If individual cap placement is genuinely correct, the next thing I'd check is the ground via itself, not the capacitor. A decoupling cap with a perfect loop on paper but a single ground via shared with several other components, or a via that lands on a ground plane with a gap or split nearby, still has more loop inductance than it looks like from the placement alone.

A few specific things to check:

  • Does each decoupling cap have its own dedicated via to ground, or are several caps sharing one via through a short trace? Sharing reintroduces inductance you thought you'd eliminated by placing the cap close in the first place.
  • Is the ground plane actually solid and continuous directly under that section, or is there a gap, slot, or another via field interrupting it nearby? (Worth checking after any later placement change — see the 4-layer stack-up thread for how easy this is to introduce without noticing.)
  • Are you decoupling with only the one value the datasheet specifies, or do the active peripherals draw current at a frequency range the single cap value doesn't cover well? A second, smaller-value cap in parallel sometimes recovers margin a single value leaves on the table.
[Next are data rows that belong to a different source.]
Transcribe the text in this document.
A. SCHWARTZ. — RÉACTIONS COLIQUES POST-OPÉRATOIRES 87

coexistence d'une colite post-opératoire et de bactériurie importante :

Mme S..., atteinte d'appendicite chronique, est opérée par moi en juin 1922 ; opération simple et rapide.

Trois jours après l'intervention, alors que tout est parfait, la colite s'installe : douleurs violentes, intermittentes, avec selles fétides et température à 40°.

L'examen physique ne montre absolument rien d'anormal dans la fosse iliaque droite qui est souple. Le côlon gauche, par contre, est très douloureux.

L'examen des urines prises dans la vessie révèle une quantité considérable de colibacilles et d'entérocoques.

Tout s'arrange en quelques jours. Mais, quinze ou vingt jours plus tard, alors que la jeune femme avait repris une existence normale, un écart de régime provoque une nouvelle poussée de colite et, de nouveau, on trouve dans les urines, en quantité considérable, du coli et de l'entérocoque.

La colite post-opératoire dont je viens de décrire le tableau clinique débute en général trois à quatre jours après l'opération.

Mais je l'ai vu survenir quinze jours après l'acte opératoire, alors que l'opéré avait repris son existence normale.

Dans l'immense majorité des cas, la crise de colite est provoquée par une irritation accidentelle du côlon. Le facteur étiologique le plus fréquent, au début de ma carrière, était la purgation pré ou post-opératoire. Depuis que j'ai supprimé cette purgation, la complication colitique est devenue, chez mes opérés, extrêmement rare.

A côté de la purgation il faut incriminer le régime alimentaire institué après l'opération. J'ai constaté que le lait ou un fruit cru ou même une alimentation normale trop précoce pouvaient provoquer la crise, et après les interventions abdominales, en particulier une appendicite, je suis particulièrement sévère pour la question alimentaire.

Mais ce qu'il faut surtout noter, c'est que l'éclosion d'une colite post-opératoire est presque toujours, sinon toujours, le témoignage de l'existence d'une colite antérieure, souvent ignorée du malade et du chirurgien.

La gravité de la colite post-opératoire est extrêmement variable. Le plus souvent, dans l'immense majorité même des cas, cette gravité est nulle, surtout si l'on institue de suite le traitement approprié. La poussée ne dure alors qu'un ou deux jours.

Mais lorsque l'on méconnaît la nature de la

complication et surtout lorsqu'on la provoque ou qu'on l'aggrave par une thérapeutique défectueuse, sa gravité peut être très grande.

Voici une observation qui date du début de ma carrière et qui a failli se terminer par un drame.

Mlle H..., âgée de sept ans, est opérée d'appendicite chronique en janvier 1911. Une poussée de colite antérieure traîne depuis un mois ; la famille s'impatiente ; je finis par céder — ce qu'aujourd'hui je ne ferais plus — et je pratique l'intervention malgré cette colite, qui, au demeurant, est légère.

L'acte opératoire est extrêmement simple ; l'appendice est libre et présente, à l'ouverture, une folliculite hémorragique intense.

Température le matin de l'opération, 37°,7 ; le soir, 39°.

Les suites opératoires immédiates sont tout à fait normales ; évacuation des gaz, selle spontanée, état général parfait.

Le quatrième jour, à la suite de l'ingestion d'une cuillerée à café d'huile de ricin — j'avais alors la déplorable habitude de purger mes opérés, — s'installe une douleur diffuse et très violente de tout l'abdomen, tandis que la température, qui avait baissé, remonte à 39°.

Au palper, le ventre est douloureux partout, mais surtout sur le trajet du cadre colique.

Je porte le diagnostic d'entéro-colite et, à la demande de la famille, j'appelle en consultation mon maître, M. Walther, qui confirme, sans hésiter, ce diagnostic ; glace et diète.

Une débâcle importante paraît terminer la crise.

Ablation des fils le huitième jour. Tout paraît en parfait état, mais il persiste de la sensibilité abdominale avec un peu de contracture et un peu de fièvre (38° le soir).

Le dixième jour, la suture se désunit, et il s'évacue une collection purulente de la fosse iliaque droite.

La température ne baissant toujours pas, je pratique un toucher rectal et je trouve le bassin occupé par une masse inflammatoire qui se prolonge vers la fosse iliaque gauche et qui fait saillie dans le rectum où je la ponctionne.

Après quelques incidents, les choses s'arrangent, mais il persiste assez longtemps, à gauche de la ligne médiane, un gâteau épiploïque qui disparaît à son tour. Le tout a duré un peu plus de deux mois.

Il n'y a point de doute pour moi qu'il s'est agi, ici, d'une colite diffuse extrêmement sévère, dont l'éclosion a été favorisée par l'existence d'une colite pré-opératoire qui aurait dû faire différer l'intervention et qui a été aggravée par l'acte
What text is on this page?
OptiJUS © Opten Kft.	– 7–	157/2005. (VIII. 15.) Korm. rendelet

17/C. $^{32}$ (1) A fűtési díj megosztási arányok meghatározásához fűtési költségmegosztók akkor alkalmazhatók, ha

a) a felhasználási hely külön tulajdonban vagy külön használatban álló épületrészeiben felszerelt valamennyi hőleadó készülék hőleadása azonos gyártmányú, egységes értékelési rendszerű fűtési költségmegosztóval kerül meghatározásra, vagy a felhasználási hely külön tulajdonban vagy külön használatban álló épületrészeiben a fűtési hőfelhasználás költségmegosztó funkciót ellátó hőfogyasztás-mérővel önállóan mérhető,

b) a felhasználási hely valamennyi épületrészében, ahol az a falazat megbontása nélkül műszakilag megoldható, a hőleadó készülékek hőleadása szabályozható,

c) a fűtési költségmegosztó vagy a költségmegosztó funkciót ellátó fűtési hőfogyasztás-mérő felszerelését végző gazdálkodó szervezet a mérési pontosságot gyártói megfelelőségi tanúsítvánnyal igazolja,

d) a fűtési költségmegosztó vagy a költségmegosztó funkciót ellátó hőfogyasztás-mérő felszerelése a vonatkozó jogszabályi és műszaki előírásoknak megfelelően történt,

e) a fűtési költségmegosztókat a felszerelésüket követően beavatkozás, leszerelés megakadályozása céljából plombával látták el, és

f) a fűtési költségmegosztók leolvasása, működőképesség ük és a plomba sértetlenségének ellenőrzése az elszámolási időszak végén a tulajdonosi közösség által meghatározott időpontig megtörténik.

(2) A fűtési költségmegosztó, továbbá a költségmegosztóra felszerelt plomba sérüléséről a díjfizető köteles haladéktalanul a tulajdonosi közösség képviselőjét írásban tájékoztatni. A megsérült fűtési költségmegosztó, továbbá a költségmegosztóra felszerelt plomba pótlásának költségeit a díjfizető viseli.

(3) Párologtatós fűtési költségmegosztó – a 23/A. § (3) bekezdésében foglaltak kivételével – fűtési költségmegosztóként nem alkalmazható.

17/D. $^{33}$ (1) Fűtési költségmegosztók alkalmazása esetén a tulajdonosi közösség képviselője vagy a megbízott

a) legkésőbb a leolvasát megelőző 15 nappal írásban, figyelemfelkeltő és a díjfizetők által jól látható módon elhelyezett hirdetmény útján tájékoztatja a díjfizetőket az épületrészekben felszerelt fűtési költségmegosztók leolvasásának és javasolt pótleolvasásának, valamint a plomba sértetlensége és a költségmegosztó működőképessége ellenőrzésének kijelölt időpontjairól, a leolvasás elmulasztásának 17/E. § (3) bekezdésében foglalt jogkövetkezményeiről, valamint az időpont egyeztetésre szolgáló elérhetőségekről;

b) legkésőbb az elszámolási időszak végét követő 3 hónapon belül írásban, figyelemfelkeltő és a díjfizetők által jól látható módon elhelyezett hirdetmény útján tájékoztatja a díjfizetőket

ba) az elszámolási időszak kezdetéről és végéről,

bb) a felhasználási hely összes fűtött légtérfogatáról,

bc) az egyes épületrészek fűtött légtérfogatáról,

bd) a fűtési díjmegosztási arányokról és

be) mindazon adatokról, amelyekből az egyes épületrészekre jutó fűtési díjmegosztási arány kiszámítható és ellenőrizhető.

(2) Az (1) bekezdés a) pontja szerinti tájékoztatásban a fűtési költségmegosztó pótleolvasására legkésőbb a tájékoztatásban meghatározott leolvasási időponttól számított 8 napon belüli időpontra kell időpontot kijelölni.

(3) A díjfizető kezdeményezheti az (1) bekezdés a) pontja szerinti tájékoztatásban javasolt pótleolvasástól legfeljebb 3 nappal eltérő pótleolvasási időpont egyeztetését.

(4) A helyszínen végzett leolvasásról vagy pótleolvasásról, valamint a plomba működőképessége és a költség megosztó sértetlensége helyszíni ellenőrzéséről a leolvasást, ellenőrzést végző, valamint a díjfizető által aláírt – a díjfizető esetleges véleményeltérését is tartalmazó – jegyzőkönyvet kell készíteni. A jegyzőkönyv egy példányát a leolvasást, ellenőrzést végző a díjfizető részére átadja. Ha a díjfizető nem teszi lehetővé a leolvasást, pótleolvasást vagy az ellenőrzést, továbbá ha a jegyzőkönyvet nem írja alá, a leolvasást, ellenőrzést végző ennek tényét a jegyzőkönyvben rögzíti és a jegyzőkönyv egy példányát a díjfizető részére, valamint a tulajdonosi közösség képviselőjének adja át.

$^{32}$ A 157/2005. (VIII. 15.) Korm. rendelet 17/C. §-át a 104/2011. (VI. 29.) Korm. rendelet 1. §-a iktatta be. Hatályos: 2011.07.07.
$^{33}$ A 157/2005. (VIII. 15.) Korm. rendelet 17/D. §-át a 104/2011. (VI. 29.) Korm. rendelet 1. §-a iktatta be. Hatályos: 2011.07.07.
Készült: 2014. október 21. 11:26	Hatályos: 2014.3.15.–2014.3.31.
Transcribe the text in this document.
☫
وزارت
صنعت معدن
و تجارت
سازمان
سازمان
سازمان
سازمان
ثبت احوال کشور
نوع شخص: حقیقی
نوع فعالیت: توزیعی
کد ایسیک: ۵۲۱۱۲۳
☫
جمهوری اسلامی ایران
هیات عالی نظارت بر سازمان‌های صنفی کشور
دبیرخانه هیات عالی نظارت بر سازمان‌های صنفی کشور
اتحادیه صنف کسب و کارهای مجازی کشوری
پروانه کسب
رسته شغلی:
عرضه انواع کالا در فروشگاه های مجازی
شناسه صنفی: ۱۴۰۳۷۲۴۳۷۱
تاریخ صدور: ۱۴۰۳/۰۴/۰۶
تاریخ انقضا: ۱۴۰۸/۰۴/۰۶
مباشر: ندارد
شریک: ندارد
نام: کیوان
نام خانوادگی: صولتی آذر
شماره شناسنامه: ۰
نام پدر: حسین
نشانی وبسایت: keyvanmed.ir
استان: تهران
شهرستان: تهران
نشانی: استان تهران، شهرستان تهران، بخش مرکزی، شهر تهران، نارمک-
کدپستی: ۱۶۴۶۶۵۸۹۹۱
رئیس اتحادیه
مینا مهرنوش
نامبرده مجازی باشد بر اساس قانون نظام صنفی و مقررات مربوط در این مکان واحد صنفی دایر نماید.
Datasheet-correct value and "looks close on the layout" get you most of the way, but the via and plane continuity is where the remaining noise margin usually hides.

beans4dinner

Worth checking one level up from the local decoupling too: how's the bulk capacitance on the main power input feeding this whole rail? Local decoupling handles the nanosecond-scale demand right at the pin. If the upstream regulator or bulk cap can't keep the rail itself steady once several peripherals draw current at once, you'll see ripple that no amount of perfect local decoupling fixes, because it's not a local problem.

Quick check: does the ripple track with how many peripherals are simultaneously active, or is it roughly constant regardless of load? If it scales with simultaneous load, look at bulk capacitance and regulator transient response before spending more time on individual decoupling caps that are already correctly placed.